Thursday, February 19, 2009

An evolving picture

February is the 200th birth anniversary of Charles Darwin and the 150th anniversary of first publication of his On the Origin of Species. Not surprisingly, the monthly theme for The Year of Science is evolution.

Evolution is, pure and simple, one of the most powerful and elegant ideas in science. That said, the last thing the web needs is more yammering on the meaning and power of evolution. So how, you ask, am I going to eke out a post from this topic?

My pre-authorial background is primarily in physics and computer science. Both disciplines rely powerfully -- if in very different ways -- on the power of abstraction. Knowing when it's okay (and when it's not!) to:

  • leave pesky third-order effects out of a simulation
  • apply idealized conditions ("Friction? We don't need no stinkin' friction.")
  • calculate with difference equations (discrete-valued) rather than differential equations (continuous-valued)
is a key to success in both physics and CS. So: abstraction, approximation, simplification ... but how far can one carry it? Mae West to the contrary, too much of a good thing isn't always wonderful.

Albert Einstein once (apocryphally?) said: A theory should be as simple as possible, and no simpler. A good scientist has the insight to find the right degree of abstraction to make progress on the problem at hand.

Given my background, what most fascinates me about the discovery of evolution by Darwin (and, to be fair and complete, also by Alfred Russel Wallace) is the attendant use of abstraction. Think, for a moment, about random variation, aka genetic drift, and natural selection. Both are extremely powerful notions -- and no one 150 years ago had a clue what physical mechanism(s) might underlie either. Mendelian genetics, its significance unrecognized until the early twentieth century, began to give a clue about how evolution might work -- again, without any notion what the underlying mechanism(s) might be. Crick and Watson did not publish their seminal paper on DNA and its role in cellular biology until 1953. Not so much as an entire bacterial genome had been sequenced until 1995.
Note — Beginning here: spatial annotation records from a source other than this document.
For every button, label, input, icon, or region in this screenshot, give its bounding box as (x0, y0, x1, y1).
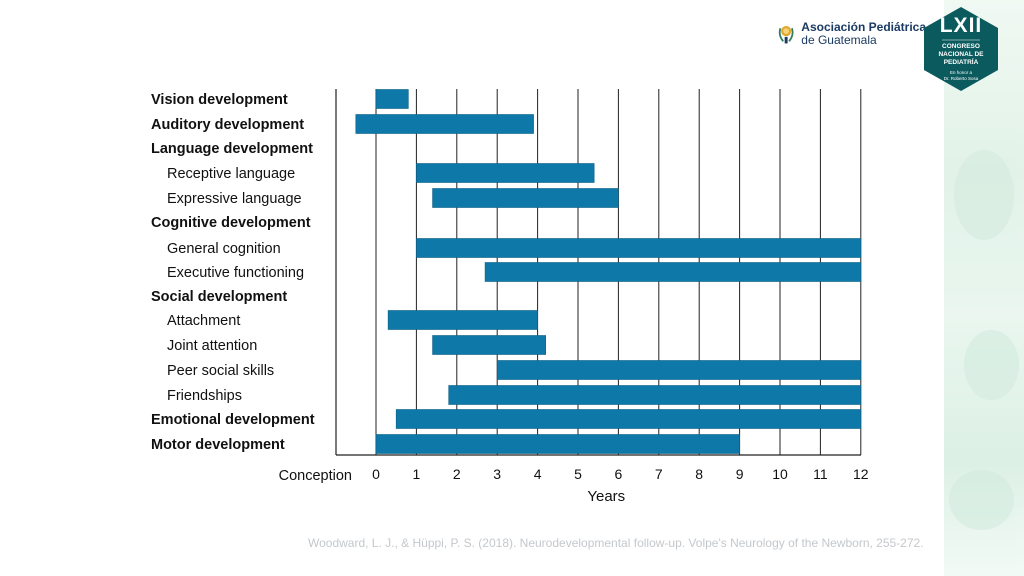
association-logo: Asociación Pediátrica de Guatemala (776, 16, 926, 52)
congress-line1: CONGRESO (942, 43, 980, 50)
honor-line2: Dr. Roberto Sosa (943, 75, 979, 81)
congress-line2: NACIONAL DE (938, 51, 984, 58)
x-tick-label: 3 (493, 466, 501, 482)
congress-numeral: LXII (939, 14, 983, 37)
range-bar (432, 188, 619, 208)
range-bar (416, 163, 595, 183)
range-bar (375, 89, 409, 109)
row-label: Language development (151, 141, 313, 157)
x-tick-label: 12 (853, 466, 869, 482)
row-label: Joint attention (167, 338, 257, 354)
row-label: Cognitive development (151, 215, 311, 231)
range-bar (448, 385, 862, 405)
range-bar (496, 360, 862, 380)
association-name-line2: de Guatemala (801, 33, 877, 47)
x-tick-label: 4 (534, 466, 542, 482)
row-label: Expressive language (167, 191, 302, 207)
x-tick-label: 7 (655, 466, 663, 482)
range-bar (432, 335, 546, 355)
x-tick-label: 1 (413, 466, 421, 482)
row-label: Receptive language (167, 166, 295, 182)
x-tick-label: 8 (695, 466, 703, 482)
row-label: Vision development (151, 92, 288, 108)
row-label: General cognition (167, 241, 281, 257)
row-label: Motor development (151, 437, 285, 453)
association-name-line1: Asociación Pediátrica (801, 20, 926, 34)
range-bar (355, 114, 534, 134)
range-bar (484, 262, 862, 282)
x-axis-label: Years (587, 488, 625, 505)
row-label: Executive functioning (167, 265, 304, 281)
range-bar (387, 310, 538, 330)
x-tick-label: 10 (772, 466, 788, 482)
hexagon-badge-icon (924, 7, 998, 91)
range-bar (375, 434, 740, 454)
watercolor-decoration (944, 0, 1024, 576)
row-label: Auditory development (151, 117, 304, 133)
x-tick-label: 2 (453, 466, 461, 482)
x-tick-label: 0 (372, 466, 380, 482)
honor-line1: En honor a (949, 70, 973, 75)
row-label: Peer social skills (167, 363, 274, 379)
x-tick-label: 11 (813, 466, 828, 482)
x-origin-label: Conception (279, 468, 352, 484)
congress-badge: LXII CONGRESO NACIONAL DE PEDIATRÍA En h… (922, 6, 1000, 92)
laurel-emblem-icon (778, 26, 794, 44)
range-bar (395, 409, 862, 429)
x-tick-label: 5 (574, 466, 582, 482)
row-label: Emotional development (151, 412, 315, 428)
row-label: Attachment (167, 313, 240, 329)
congress-title: CONGRESO NACIONAL DE PEDIATRÍA (922, 43, 1000, 67)
row-label: Friendships (167, 388, 242, 404)
x-tick-label: 6 (615, 466, 623, 482)
congress-honor: En honor a Dr. Roberto Sosa (922, 70, 1000, 81)
range-bar (416, 238, 862, 258)
row-label: Social development (151, 289, 287, 305)
x-tick-label: 9 (736, 466, 744, 482)
congress-line3: PEDIATRÍA (943, 59, 979, 66)
citation-text: Woodward, L. J., & Hüppi, P. S. (2018). … (308, 536, 924, 550)
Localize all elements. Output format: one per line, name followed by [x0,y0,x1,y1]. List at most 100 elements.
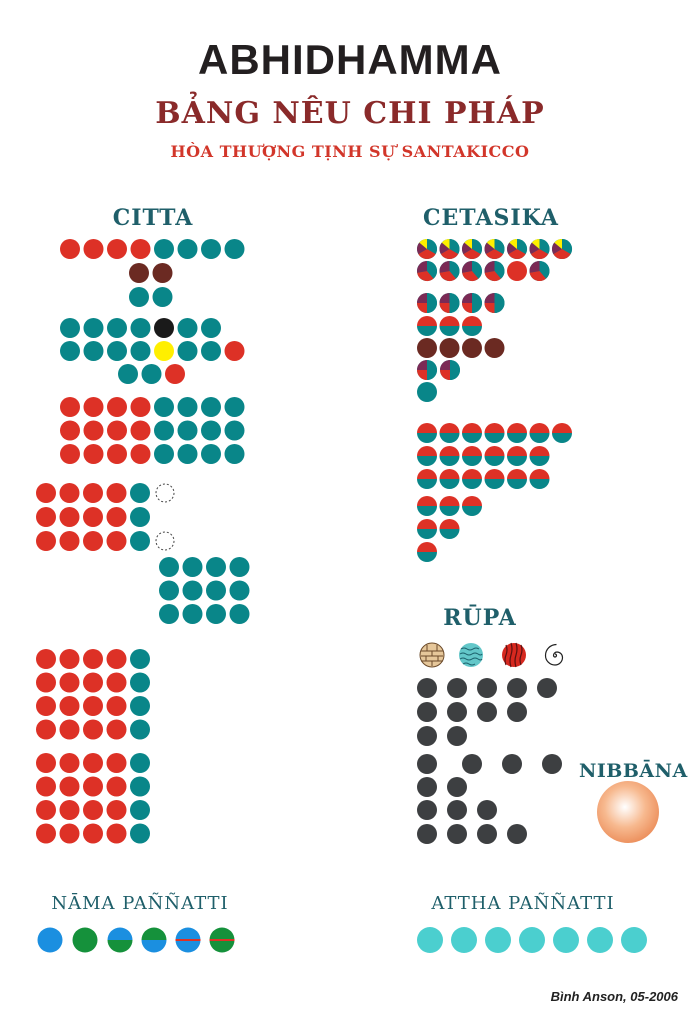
citta-dot [36,719,56,740]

My point? How easy would it have been to abandon evolutionary theory in its early stages for lack of complementary theories/discoveries to explain evolution's deeper levels? Knowing how and when to abstract is a wonderful thing -- rarely so well and insightfully done as during the early stages of developing evolutionary theory.

So: Happy 200th, Mr. Darwin. And while I'm at it, thanks for the idea behind -- even the title of -- Fools' Experiments.